Dans cette même ligne, l’assemblée générale ordinaire de la Fondation, le 25 novembre 2015, adopte une première résolution après avoir entendu les rapports moral et financier, ainsi que celui de M. Aziz Bidah, commissaire aux comptes. Elle « adopte les deux rapports et valide les comptes des exercices 2013 et 2014 ». Elle « donne quitus global et sans réserves au conseil d’administration pour sa gestion administrative et financière pour les deux exercices précités ». Un PV dûment signé par M. Zouitene lui-même et le secrétaire général de la Fondation. 
 

Mais il y a plus. Il faut en effet citer un nouveau contentieux lié, lui, à l’utilisation de la marque « Festival de Fès des Musiques Sacrées du Monde ». Celle-ci est la propriété de l’Association Fès Saïss présidée jusqu’à il y a peu par Mohamed Kabbaj. Elle seule est la seule titulaire du droit de propriété intellectuelle de la marque « Festival de Fès des Musiques Sacrées ». Ce droit a été inscrit et a fait l’objet d’un double dépôt, national (OMPIC, N° 59622, 13/05/1996) et même international (OMPI, Genève, 25/07/1996).
 

Compte tenu de la situation de confusion qui s’était installée Mohamed Kabbaj  a tenu à prendre des mesures : retrait de l’Association Fès-Saïss  du conseil d’administration de la Fondation Esprit de Fès; reprise de la gestion directe du Festival ; nomination, en novembre dernier, de Me. Abdelhamid Benmakhlouf en tant que président de l’Association Fès-Saïss ainsi que de Faouzi Skali, directeur général du Festival et de son Colloque . Or, Abderrafie Zouiten continue à utiliser cette manifestation au titre de la Fondation Esprit de Fès. Ce qui lui a valu une mise en demeure judicaire de l’Association Fès-Saïss, datée du 02 février courant.
 

Au total, au titre d’une reddition bien comprise des comptes, la justice a été saisie ; il faut lui faire confiance.
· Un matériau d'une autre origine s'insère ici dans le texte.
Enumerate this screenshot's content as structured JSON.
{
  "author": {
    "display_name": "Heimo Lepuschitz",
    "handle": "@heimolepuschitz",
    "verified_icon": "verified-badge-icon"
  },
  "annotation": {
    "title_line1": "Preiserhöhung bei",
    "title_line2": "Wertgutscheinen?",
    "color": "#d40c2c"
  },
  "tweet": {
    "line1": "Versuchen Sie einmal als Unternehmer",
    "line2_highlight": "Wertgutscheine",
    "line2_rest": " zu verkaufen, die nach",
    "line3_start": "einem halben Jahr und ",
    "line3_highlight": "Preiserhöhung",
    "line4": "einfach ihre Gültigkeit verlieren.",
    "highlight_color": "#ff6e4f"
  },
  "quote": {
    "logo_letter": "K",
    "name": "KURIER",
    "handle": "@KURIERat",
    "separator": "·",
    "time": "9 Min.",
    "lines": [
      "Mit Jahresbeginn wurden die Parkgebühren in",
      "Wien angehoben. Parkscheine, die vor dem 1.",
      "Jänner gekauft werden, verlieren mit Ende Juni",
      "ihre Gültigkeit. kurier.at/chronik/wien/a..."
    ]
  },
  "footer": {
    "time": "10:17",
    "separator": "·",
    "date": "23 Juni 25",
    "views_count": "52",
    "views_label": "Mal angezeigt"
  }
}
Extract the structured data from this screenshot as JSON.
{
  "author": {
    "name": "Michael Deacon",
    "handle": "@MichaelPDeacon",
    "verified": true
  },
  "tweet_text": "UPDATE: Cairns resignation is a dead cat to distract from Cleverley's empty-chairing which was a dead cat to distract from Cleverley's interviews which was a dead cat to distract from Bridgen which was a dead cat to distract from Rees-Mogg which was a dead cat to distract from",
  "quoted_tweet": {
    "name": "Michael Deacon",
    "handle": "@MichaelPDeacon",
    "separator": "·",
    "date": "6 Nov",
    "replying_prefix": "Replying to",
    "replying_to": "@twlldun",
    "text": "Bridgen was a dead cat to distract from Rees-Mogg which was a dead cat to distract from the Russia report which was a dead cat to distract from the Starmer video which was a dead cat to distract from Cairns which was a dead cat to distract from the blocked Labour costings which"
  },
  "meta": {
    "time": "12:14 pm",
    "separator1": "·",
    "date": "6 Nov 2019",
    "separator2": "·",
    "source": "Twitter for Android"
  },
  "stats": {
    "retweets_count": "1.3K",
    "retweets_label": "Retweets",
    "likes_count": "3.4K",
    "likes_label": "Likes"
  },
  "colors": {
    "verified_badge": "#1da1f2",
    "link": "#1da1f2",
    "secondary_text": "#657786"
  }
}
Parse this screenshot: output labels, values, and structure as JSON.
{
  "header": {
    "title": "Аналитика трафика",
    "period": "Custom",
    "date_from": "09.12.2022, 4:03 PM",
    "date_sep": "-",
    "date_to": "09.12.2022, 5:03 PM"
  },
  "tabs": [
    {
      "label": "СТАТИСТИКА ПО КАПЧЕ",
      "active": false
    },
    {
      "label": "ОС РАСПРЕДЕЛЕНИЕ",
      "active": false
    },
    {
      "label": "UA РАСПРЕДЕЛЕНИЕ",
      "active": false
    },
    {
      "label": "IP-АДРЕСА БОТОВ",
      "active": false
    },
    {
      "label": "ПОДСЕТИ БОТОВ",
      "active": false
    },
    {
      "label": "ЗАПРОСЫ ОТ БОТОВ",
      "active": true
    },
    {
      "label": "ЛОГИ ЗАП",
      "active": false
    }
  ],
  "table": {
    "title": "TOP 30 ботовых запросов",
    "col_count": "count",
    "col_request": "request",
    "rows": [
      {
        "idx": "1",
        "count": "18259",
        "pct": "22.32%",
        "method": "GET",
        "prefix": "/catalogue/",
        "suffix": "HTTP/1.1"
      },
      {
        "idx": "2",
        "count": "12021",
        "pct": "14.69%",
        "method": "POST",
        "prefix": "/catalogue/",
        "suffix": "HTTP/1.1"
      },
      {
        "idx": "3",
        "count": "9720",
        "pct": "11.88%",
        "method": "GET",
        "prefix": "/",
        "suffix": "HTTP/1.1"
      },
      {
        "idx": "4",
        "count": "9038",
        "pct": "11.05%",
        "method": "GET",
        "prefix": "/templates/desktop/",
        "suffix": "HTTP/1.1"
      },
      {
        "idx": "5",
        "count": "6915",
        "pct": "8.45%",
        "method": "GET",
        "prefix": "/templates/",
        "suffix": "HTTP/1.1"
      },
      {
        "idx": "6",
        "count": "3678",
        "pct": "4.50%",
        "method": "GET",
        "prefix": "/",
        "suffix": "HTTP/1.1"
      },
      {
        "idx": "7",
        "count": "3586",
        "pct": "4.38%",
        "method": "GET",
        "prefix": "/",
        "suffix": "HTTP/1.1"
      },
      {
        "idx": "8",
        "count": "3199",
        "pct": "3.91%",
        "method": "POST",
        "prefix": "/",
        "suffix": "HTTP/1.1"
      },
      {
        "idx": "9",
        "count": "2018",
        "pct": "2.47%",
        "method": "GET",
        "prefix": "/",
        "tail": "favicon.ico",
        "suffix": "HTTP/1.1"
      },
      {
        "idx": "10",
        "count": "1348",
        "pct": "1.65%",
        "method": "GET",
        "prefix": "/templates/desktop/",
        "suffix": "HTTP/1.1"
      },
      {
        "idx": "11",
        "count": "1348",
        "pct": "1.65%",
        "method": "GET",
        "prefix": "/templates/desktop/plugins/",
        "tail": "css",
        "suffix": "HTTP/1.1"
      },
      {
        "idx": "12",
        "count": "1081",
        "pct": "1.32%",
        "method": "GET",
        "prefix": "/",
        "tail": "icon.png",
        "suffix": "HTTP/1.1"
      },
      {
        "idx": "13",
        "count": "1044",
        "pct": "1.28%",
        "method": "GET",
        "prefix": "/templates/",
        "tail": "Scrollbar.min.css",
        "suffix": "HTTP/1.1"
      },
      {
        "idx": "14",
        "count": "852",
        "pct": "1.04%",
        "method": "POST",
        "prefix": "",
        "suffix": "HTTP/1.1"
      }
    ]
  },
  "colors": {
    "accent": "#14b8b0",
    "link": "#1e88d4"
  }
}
En attendant, il faut veiller à préserver l’image du Festival de Fès des Musiques sacrées.  En un quart de siècle, il a capitalisé un acquis, une crédibilité et une visibilité internationale. Avec le Festival international du film de Marrakech et Mawazine, ce sont les trois grandes manifestations qui ont beaucoup fait pour le renom culturel du Royaume.


Celles-ci étaient éligibles à une ouverture culturelle et artistique du Maroc ; celle de Fès, dédiée aux musiques sacrées, est inscrite au chapitre de la préservation de valeurs patrimoniales et spirituelles.